The xpath command does not work if the XML event contains valid prolog header lines (https://www.w3schools.com/xml/xml_syntax.asp).
For example, this works
| makeresults
| eval _raw="<Event>
<System>
<Provider Name='ABC'/>
</System>
</Event>"
| xpath field=_raw outfield=raw_provider_name_attr "//Provider/@Name"
| table _raw raw_provider_name_attr
but, add a prolog header and it will no longer work ...
| makeresults
| eval _raw="<?xml version=\"1.0\?>
<Event>
<System>
<Provider Name='ABC'/>
</System>
</Event>"
| xpath field=_raw outfield=raw_provider_name_attr "//Provider/@Name"
| table _raw raw_provider_name_attr
I've raised a support case with Splunk about this.
To workaround this issue, remove the valid XML prolog headers from the event before calling the xpath command, or use the spath command instead. Here is a run anywhere example.
| makeresults
| eval _raw="<?xml version\"1.0\"?>
<Event>
<System>
<Provider Name='ABC'/>
</System>
</Event>
<!DOCTYPE html PUBLIC \"-//W3C//DTD XHTML 1.0 Transitional//EN\" \"http://www.w3.org/TR/xhtml1/DTD/xhtml1-transitional.dtd\">
<Event>
<System>
<Provider Name='EFG'/>
</System>
</Event>
<?xml version\"1.0\"?>
<!DOCTYPE html PUBLIC \"-//W3C//DTD XHTML 1.0 Transitional//EN\" \"http://www.w3.org/TR/xhtml1/DTD/xhtml1-transitional.dtd\">
<Event>
<System>
<Provider Name='HIJ'/>
</System>
</Event>"
| eval xml=replace(_raw, "<(\?xml|!DOCTYPE).+?>[\r\n]*", "")
| xpath field=_raw outfield=raw_provider_name_attr "//Provider/@Name"
| xpath field=xml outfield=xml_provider_name_attr "//Provider/@Name"
| spath output=spath_provider_name_attr Event.System{2}.Provider{@Name}
| table _raw raw_provider_name_attr xml* spath*
To workaround this issue, remove the valid XML prolog headers from the event before calling the xpath command, or use the spath command instead. Here is a run anywhere example.
| makeresults
| eval _raw="<?xml version\"1.0\"?>
<Event>
<System>
<Provider Name='ABC'/>
</System>
</Event>
<!DOCTYPE html PUBLIC \"-//W3C//DTD XHTML 1.0 Transitional//EN\" \"http://www.w3.org/TR/xhtml1/DTD/xhtml1-transitional.dtd\">
<Event>
<System>
<Provider Name='EFG'/>
</System>
</Event>
<?xml version\"1.0\"?>
<!DOCTYPE html PUBLIC \"-//W3C//DTD XHTML 1.0 Transitional//EN\" \"http://www.w3.org/TR/xhtml1/DTD/xhtml1-transitional.dtd\">
<Event>
<System>
<Provider Name='HIJ'/>
</System>
</Event>"
| eval xml=replace(_raw, "<(\?xml|!DOCTYPE).+?>[\r\n]*", "")
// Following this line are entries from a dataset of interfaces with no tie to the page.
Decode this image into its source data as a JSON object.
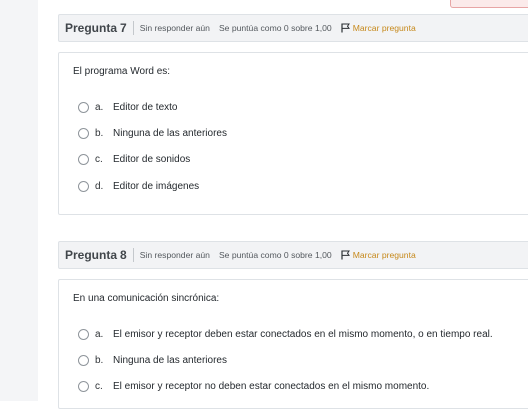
{
  "questions": [
    {
      "label": "Pregunta",
      "number": "7",
      "state": "Sin responder aún",
      "grade": "Se puntúa como 0 sobre 1,00",
      "flag_label": "Marcar pregunta",
      "prompt": "El programa Word es:",
      "answers": [
        {
          "letter": "a.",
          "text": "Editor de texto"
        },
        {
          "letter": "b.",
          "text": "Ninguna de las anteriores"
        },
        {
          "letter": "c.",
          "text": "Editor de sonidos"
        },
        {
          "letter": "d.",
          "text": "Editor de imágenes"
        }
      ]
    },
    {
      "label": "Pregunta",
      "number": "8",
      "state": "Sin responder aún",
      "grade": "Se puntúa como 0 sobre 1,00",
      "flag_label": "Marcar pregunta",
      "prompt": "En una comunicación sincrónica:",
      "answers": [
        {
          "letter": "a.",
          "text": "El emisor y receptor deben estar conectados en el mismo momento, o en tiempo real."
        },
        {
          "letter": "b.",
          "text": "Ninguna de las anteriores"
        },
        {
          "letter": "c.",
          "text": "El emisor y receptor no deben estar conectados en el mismo momento."
        }
      ]
    }
  ],
  "colors": {
    "flag": "#c6891b",
    "info_bar_bg": "#f2f3f5",
    "border": "#dee2e6",
    "gutter": "#f4f5f7"
  },
  "icons": {
    "flag": "flag-icon",
    "radio": "radio-button"
  }
}
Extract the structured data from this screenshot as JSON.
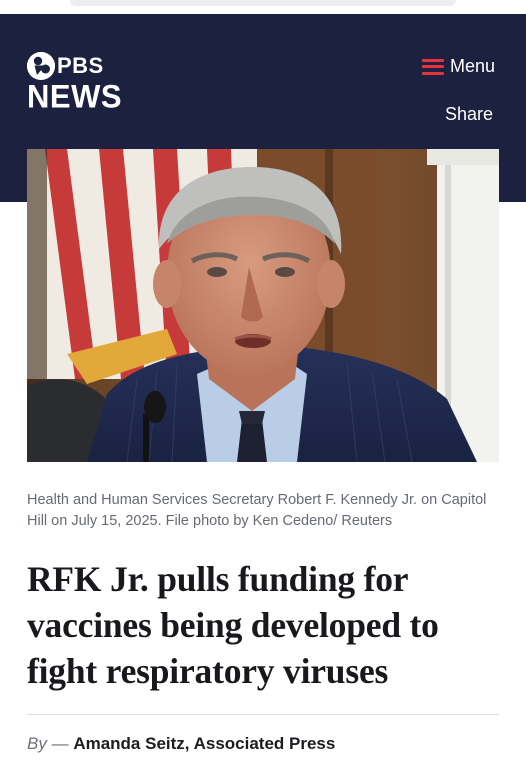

| xpath field=_raw outfield=raw_provider_name_attr "//Provider/@Name"
| xpath field=xml outfield=xml_provider_name_attr "//Provider/@Name"
| spath output=spath_provider_name_attr Event.System{2}.Provider{@Name}
| table _raw raw_provider_name_attr xml* spath*
On the bug fix for this issue, Splunk Support have come back with the following ...
Observation & Findings:
- Thanks for flagging this issue with us and we taken this to the development team.
- We informed you that our development team is having high level discussions on the xpath command whether to deprecate it or enhance it.
- Once the xpath enhancement or deprecation is done, it will be updated in the official documentation.
- As this task will undergo through some pre-checks, post-checks and some approvals which might take some time.
So workarounds are the only option, for now.
Here's a more generic regex to extract different sorts of XML declarations (note, removes CDATA entries too)
| ...
``` example: https://regex101.com/r/BqHeX4/3 ```
| eval xml=replace(_raw, "(?s)(\<[\?\!]([^\\>]+\>).+?)*(?=\<[^(?=\/)])(?=[a-zA-Z])*", "")
| rex mode=sed field=_raw "s/(?s)(\<[\?\!]([^\\>]+\>).+?)*(?=\<[^(?=\/)])(?=[a-zA-Z])*//g" ``` sed example for a props.conf SEDCMD to remove XML declarations before indexing ```
| xpath ...
Finally, there is another bug (Splunk said they are aware) with the xpath command when it is used more than once. Any existing multi-value fields become non multi-value fields (like a nomv command has been applied) so any mv manipulations should be done before subsequent xpath commands.